Five Levels of Settings

Years ago during the dot-com boom we were involved with a project for a financial services firm.  We were building out a subscription-based web service for them.  As part of the requirements gathering, we discussed various components and features that the site should have.  Their vision included various levels of settings and customizations that the user could control to filter and tune presentation.  It all appeared very rube goldbergian to us.

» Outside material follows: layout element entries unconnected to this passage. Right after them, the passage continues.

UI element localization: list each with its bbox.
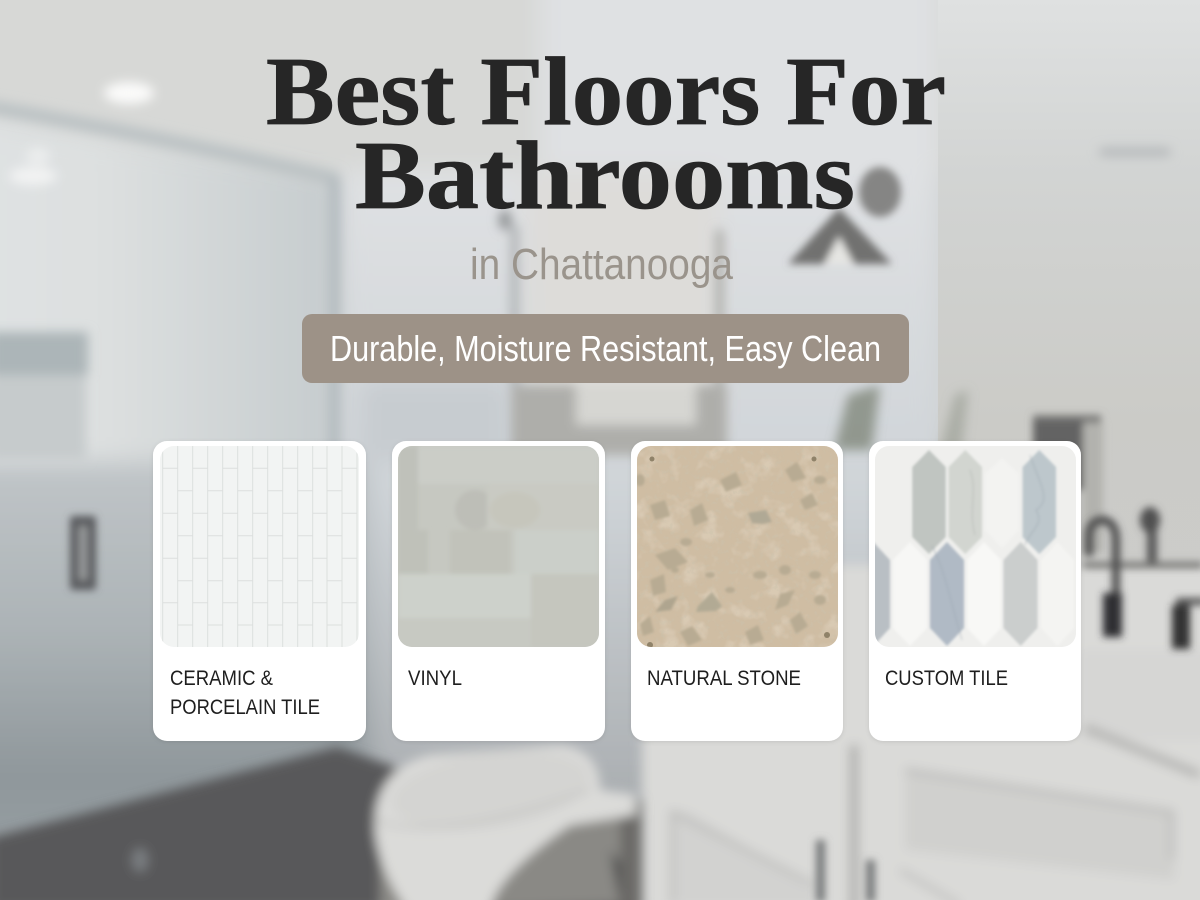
banner: key qualities <box>302 314 909 383</box>
label: NATURAL STONE <box>647 667 801 690</box>
vanity, counter and cabinets <box>642 565 1200 900</box>
label: VINYL <box>408 667 462 690</box>
card: ceramic and porcelain tile <box>153 441 366 741</box>
card: natural stone <box>631 441 843 741</box>
card: custom tile <box>856 441 1081 741</box>
swatch: marble picket mosaic <box>856 446 1076 647</box>
right wall with sharp edge <box>938 0 1200 700</box>
title: Best Floors For <box>266 38 946 146</box>
card: vinyl <box>392 441 605 741</box>
title: Bathrooms <box>355 122 855 230</box>
label: CUSTOM TILE <box>885 667 1008 690</box>
subtitle: in Chattanooga <box>470 240 733 289</box>
swatch: pale grey vinyl planks <box>398 446 599 647</box>
banner: key qualities: Durable, Moisture Resistant, Easy Clean <box>330 328 881 369</box>
swatch: white subway tile <box>160 446 359 647</box>
swatch: beige terrazzo stone <box>635 446 838 648</box>
floor and toilet <box>0 738 642 900</box>
label: PORCELAIN TILE <box>170 696 320 719</box>
title <box>266 38 946 230</box>
label: CERAMIC & <box>170 667 273 690</box>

Our suggestion was to drastically reduce the initial settings, simplify the process, shorten development and then find out what real customers wanted.  In this case the client is always right, so we went ahead and built out the complex settings scheme.  Once the product rolled out, however customers indeed had much different usage patterns than either our development team or the client had even expected.  Their demands in turn drove a different direction, but one matching real-world requirements that only the customers ultimately understood.

Features But No Customers

A colleague of mine is in the process of building out software for a web service.  Currently they’ve built version one of the product as they envisioned.  They have no customers.  They’re in the process of reviewing the product and deciding on a second round of new features to add.  Let me repeat the earlier part – they have no customers.

I asked my colleague, why not launch with it as it is, and then see what your customers want.  Their response – we don’t want to launch until we’re ready.

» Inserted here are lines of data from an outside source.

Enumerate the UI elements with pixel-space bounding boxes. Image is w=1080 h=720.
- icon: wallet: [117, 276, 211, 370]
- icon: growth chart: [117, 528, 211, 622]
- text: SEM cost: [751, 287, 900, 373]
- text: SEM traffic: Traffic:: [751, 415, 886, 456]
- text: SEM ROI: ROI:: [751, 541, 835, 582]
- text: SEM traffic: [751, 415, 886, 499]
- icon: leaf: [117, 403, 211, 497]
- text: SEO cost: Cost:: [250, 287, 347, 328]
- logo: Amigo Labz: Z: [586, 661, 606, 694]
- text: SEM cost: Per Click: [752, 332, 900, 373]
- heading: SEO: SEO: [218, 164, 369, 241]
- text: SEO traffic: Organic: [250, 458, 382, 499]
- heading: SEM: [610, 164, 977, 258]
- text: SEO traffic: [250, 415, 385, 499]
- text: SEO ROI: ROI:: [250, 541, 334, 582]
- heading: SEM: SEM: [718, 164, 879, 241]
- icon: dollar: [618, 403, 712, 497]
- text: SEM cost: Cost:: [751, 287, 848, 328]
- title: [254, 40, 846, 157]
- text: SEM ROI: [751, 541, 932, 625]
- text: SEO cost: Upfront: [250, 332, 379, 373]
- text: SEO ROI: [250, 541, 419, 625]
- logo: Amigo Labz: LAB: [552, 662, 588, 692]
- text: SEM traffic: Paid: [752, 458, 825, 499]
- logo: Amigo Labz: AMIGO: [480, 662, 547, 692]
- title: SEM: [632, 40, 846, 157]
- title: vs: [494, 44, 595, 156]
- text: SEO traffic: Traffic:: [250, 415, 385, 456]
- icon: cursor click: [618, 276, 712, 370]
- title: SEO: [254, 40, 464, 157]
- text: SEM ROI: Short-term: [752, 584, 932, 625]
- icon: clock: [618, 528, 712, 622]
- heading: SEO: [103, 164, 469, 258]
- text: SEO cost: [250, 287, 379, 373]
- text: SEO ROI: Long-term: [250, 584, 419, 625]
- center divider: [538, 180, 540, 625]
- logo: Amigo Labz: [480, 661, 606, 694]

Well chances are you’ll never be ready because you don’t know where you’re going.  You can’t really know where you’re going until your customers tell you.

Zero Percent Downtime

I’ve spoken with many managers and CEOs about infrastructure and architecture over the years.  I remember one instance where I was asking about expectations, and downtime.  The managers response – we want zero downtime.  Well that’s not necessarily practical in the real-world.  Well let’s put everything in place we can to get as close as we can to that.

The real world is messier.  Data centers have power outages.  In fact the east coast had over a day of power loss.  Averaged out that is one hour per year over the past thirty years.  Adding more components, more software to detect anomalies, more redundancy behind redundancy has it’s own commensurate costs.  At a certain point you have to err on the side of simplicity, as ultimately the complexity of the system itself contributes to outages and downtime.

Evolution of a Company

iPhone applications are everywhere these days.  A couple of years ago we were gathering feedback and opinion from experts and investors about a concept we had to build a venue and event management platform.  A colleague put us in touch with the CEO of a company building a iphone platform.  After discussing our concept he explained that they had started out with a very similar concept.  But over the past two years their company had evolved quite a bit from that starting point.  They simply responded to their customers requests for features, and grew organically from their.

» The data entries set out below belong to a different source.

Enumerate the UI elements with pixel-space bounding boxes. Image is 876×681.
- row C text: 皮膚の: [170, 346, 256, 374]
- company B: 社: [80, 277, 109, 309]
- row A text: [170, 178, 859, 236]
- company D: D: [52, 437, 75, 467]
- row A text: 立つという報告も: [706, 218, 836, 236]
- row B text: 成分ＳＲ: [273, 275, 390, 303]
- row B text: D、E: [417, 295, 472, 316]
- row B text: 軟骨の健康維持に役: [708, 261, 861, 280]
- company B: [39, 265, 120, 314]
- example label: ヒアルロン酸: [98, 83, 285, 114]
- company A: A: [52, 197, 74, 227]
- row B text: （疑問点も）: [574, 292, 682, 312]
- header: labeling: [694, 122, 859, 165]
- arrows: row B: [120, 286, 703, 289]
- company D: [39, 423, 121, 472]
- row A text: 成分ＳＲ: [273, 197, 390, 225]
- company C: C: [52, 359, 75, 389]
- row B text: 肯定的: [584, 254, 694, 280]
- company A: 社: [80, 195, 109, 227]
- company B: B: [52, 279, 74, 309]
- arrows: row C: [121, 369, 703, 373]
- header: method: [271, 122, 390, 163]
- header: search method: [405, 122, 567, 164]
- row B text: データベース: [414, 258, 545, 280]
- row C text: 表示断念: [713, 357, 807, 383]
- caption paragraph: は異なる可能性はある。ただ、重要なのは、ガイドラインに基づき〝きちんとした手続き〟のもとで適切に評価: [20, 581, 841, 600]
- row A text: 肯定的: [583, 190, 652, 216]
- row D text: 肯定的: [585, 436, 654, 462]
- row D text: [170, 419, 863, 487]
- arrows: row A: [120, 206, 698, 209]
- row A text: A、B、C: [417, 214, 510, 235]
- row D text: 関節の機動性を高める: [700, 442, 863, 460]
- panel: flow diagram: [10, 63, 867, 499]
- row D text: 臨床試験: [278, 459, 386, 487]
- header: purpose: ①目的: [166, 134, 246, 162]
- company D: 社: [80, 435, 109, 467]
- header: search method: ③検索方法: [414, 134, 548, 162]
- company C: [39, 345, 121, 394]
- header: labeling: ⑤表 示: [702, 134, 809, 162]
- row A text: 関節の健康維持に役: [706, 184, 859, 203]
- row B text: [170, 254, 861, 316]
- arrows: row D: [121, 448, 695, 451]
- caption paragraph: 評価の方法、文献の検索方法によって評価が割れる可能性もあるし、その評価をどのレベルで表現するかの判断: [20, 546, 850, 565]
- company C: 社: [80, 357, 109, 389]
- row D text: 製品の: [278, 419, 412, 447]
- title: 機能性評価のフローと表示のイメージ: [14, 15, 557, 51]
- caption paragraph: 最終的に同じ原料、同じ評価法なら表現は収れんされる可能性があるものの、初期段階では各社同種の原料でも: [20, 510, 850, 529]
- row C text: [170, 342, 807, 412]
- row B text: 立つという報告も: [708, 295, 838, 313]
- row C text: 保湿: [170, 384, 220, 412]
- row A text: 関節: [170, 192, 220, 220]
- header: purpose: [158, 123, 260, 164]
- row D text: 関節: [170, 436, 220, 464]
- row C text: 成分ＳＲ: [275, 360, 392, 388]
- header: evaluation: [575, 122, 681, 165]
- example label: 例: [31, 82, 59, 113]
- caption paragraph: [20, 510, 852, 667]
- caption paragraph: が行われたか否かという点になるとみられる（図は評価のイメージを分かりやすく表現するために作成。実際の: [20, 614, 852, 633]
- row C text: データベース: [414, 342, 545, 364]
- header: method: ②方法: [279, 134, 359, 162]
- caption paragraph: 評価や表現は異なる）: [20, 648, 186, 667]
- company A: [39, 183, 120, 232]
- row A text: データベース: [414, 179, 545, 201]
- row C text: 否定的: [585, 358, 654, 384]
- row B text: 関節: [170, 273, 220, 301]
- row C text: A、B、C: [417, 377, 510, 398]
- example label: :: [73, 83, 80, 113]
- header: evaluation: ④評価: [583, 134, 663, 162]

It’s not easy to engineer a perfect widget from the start.  You usually don’t know what customers want, or how they will use your product or service.  Or further you don’t always know what the real world will deliver up.  So it is very easy to over engineer it, and miss the mark.  Better to build less, build small and release early.  Then let your customers or real-world dictates decide your next move.

Book Review – The Four Agreements – A Practical Guide To Personal Wisdom by Don Miguel Ruiz

This small little book is full of some very big ideas.

  1. Be Impeccable With Your Word.
  2. Don’t Take Anything Personally.
  3. Don’t Make Assumptions.
  4. Always Do Your Best.

Whether you find personal insights, or help in your business relationships, this book will surely give you some fresh perspectives.